The butterfly association also raises the concern that interbreeding of otherwise separate populations could cause genetic deterioration of endemic varieties that have adapted to local conditions and warp migratory behaviors. In principle, the farm-raised butterflies may also carry unfamiliar strains of pathogens, although diseased larvae rarely survive to adulthood.
A less plausible concern is that the released individuals will compete with the natives for food; nectar is rarely in short supply. But the feeding of the subsequent generation is a more complicated issue: painted ladies larvae eat thistles, which include both nasty, invasive weeds and endangered species."

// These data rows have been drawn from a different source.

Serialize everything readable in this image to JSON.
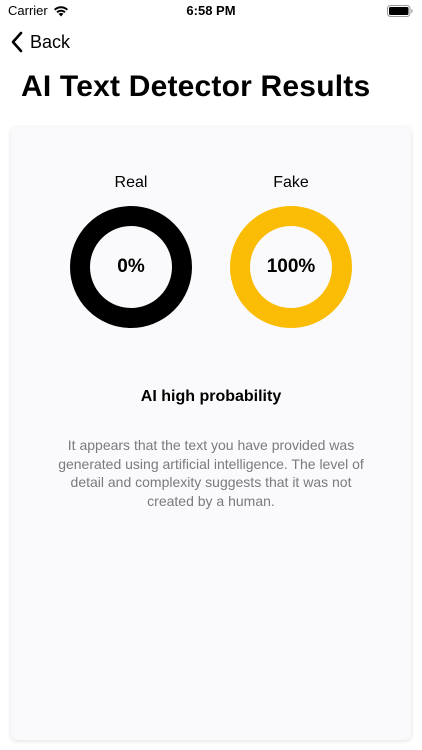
{
  "status_bar": {
    "carrier": "Carrier",
    "time": "6:58 PM"
  },
  "nav": {
    "back_label": "Back"
  },
  "page": {
    "title": "AI Text Detector Results"
  },
  "results": {
    "real": {
      "label": "Real",
      "value_text": "0%",
      "percent": 0,
      "color": "#000000"
    },
    "fake": {
      "label": "Fake",
      "value_text": "100%",
      "percent": 100,
      "color": "#FBBC05"
    },
    "verdict": "AI high probability",
    "description": "It appears that the text you have provided was generated using artificial intelligence. The level of detail and complexity suggests that it was not created by a human."
  },
  "icons": {
    "wifi": "wifi-icon",
    "battery": "battery-icon",
    "back": "chevron-left-icon"
  }
}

Lockwood suggests only releasing sterile adult butterflies. And for teachers and classes to find their own caterpilars and raise them "a savvy teacher could work with students to collect local caterpillars, raise them and release the butterflies whence they came. "
Some schools are doing more to create ecosystems that are favorable to butterflies and wildlife - that is where I think the answer lies. Less mown fertilzed and pesticided lawns - and more unmown wildflower meadows - as part of the school grounds. A lot of places have much in the way of mown lawns that are not part of the area where people are playing softball or something and are not used at all. I see no sense in that.
Other than that - it would make sense to regulate where the butterflies are shipped - as in the grower who would not send Eastern monarchs to a Western State. I am not convinced that as long as the grower were to raise butterflies locally and sell them locally - that it would be a problem. (That's not how modern commerce operates these days, though - people expect to ship them all over).
Some places are becoming so generic - like vast areas of farmland growing corn crops - that it hardly seems that there is a local ecosystem left to protect. I live where there is lots of wild areas. But there are still people who mow grass just because they like the look of it. I like the look of butterfles flying around because there is stuff for them to eat.